SI from Norton 4.5 shows 128KB of extended RAM at 10000-12000. No other memory tool that'll run on this machine sees it, and I can't run himem.sys on an 8088, but vdisk.sys from DR-DOS can find it and use it as a RAM drive. I can write to the drive and read back what I've written, but after a minute or so the contents get corrupted.

I'm pretty sure this is due to that 128KB sharing address space with the 128KB DR-DOS ROM disk that's embedded in this machine, which it will boot from by default. Since DR-DOS 3.41 is not much use to me and I have bootable floppies (this machine has no hard drive), I'd like to disable the ROM disk and use the 128KB as a RAM disk.

There are three ROM chips on the board. One is the Award BIOS and is removable. The other two are not removable, shown in the photo with white stickers on them. I don't want to damage either of these irreparably, so I'd like to identify the Vcc line and carefully snip it. Does anyone have any idea which chip that would be, and which leg(s)?

 

[SpidersWeb]

An old laptop which boots DOS from ROM is pretty neat and rare on it's own, is it worth the effort for a tiny RAM disk?

Check the model numbers on the ROM chips. I think the chip with a sticker on the right hand side of the photo is actually the keyboard chip.
There is also another chip at U44 which I suspect may also be a Mask ROM, I'd check it's model number too.

The giveaway could simply be the size - a 128KByte DOS ROM is likely to be either a 1Mbit ROM or maybe 512KBit if they compressed it. Where as the system or video stuff will happily fit on standard 2764/27128/27256 parts.

 

[SiriusHardware]

I can't be 100% helpful here - just replying hopefully in time to stop you from trying to clip the power pin to one of the chips, as that won't help at all. Removing the power from a chip does not remove it from the circuit, in fact it is more likely to load the address and data lines like a dead body lying across power lines. Nothing but trouble.

First, if you have the tools and the skill to do it carefully remove the chips in question and fit sockets. Now, you can disconnect any pin by bending it carefully out horizontally away from the socket before you plug the rest of the pins into the socket.

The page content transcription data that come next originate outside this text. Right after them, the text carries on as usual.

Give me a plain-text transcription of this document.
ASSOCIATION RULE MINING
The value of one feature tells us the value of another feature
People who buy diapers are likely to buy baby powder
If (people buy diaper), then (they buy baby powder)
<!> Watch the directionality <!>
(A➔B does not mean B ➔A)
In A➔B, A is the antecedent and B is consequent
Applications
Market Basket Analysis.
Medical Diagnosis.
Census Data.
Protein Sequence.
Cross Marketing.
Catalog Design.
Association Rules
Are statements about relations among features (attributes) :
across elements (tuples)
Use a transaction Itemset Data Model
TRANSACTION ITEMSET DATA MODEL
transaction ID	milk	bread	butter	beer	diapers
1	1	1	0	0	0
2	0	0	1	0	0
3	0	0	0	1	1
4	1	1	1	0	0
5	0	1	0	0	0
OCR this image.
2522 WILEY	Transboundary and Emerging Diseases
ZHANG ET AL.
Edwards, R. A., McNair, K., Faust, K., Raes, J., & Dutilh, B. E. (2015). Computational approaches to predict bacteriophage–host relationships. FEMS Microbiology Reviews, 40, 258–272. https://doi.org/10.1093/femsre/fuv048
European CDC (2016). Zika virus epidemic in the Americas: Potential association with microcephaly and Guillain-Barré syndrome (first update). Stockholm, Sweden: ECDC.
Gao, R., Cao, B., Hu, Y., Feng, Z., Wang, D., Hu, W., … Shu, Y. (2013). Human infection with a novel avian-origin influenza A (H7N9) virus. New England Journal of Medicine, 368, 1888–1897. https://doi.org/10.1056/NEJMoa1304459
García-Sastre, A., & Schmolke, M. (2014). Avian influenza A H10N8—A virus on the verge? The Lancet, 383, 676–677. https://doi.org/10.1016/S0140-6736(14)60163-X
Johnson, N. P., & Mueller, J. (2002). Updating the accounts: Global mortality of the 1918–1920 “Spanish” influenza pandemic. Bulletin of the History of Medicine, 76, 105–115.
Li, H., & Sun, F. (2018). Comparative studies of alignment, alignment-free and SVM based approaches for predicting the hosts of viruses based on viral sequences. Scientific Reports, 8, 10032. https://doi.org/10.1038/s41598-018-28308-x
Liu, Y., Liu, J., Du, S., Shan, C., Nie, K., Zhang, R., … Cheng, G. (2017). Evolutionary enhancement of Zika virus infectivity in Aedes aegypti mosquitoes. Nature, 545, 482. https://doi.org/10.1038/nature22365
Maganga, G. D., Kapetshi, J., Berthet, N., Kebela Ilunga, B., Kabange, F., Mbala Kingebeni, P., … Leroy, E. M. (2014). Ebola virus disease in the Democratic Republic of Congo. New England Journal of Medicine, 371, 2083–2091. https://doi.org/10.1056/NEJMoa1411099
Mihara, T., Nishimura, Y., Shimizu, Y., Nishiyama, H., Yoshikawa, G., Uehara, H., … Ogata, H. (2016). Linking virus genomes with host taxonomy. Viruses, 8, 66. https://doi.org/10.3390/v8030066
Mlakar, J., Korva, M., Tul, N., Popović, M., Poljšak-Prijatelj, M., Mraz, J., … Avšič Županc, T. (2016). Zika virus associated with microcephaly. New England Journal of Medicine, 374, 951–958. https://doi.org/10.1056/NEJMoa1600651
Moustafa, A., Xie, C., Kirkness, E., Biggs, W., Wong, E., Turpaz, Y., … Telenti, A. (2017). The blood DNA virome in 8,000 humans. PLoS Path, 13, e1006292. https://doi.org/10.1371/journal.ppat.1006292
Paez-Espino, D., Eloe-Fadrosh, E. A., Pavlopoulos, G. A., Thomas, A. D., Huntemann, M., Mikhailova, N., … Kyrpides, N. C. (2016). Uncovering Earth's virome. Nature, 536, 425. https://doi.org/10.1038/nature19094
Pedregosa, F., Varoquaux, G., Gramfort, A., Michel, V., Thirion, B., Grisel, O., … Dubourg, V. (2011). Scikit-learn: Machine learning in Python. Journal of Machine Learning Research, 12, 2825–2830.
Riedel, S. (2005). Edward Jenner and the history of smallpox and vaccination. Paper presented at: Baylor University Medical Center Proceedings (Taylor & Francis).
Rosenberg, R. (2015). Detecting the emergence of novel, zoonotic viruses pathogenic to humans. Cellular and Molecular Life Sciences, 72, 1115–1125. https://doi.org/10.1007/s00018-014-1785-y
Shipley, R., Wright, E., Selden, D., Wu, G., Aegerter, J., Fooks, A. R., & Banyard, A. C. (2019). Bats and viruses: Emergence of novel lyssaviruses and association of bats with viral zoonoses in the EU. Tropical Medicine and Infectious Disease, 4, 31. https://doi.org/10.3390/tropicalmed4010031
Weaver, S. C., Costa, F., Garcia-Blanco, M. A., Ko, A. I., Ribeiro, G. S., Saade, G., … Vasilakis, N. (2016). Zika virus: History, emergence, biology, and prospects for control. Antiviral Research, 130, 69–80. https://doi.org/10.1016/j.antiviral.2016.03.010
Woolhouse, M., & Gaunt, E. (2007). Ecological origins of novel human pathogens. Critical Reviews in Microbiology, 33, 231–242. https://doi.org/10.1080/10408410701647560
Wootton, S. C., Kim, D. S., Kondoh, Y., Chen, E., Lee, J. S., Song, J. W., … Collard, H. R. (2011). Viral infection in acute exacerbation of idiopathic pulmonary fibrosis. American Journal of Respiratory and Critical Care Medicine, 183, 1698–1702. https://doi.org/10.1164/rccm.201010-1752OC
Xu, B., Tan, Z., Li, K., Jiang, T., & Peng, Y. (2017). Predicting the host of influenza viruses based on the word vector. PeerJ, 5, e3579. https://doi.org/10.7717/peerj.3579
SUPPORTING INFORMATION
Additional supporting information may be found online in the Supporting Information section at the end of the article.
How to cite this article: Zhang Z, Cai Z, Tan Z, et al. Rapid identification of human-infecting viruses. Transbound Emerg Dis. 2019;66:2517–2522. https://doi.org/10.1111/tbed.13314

If you really can't take the chips out the the proper way to remove a memory IC from circuit (in-circuit) is to leave it powered and snip its _CE pin close to the PCB so there is a still a reasonable length of leg left attached to the ROM. Take that high (ie, to 5V) to make the chip effectively vanish from the address and data lines. The forum SW has shrunk your picture to such an extent that I can't really see how many pins the devices have, so can't suggest pin numbers.

Of the two white labelled devices, the one at the left side looks like it really is a ROM: The device on the right is more likely to be a microprocessor with a built-in code eprom, like an 8748 or 8751, or similar. As such, the lines going in and out of it will nearly all be control lines for one purpose or another.

Isn't there a more elegant way to disable this onboard DOS feature? A setting in the BIOS, or a jumper link on the motherboard?

 

[AlexC]

Thanks, both of you. As far as I can tell there's no way to disable the ROM boot but I'd love to do it non-destructively if possible. The trouble is I can't find anything about this laptop online: Veridata TurboLite 110. A couple of photos and some German stuff about a non-booting hard drive, that's all.

The boot from ROM is annoying because there's no way to modify config.sys or autoexec.bat, so it just boots to 'time, date' commands. To get it to boot from floppy you have to press 'F' at the right time (too soon and it complains of a stuck keyboard, too late and it boots from ROM). DR-DOS is glitchy with the software I want to run on here, but I have good MS-DOS 3.30 floppies that do everything I want. An extra 128KB of workspace would be useful, though not essential.

The laptop also has an empty ROM socket in the back, behind a drop-down flap. I think that's for a DOS upgrade, but I've no idea where I'd find the right chip. It would be interesting to put my own config on an EPROM and plug it in, but without more specs I wouldn't know where to start.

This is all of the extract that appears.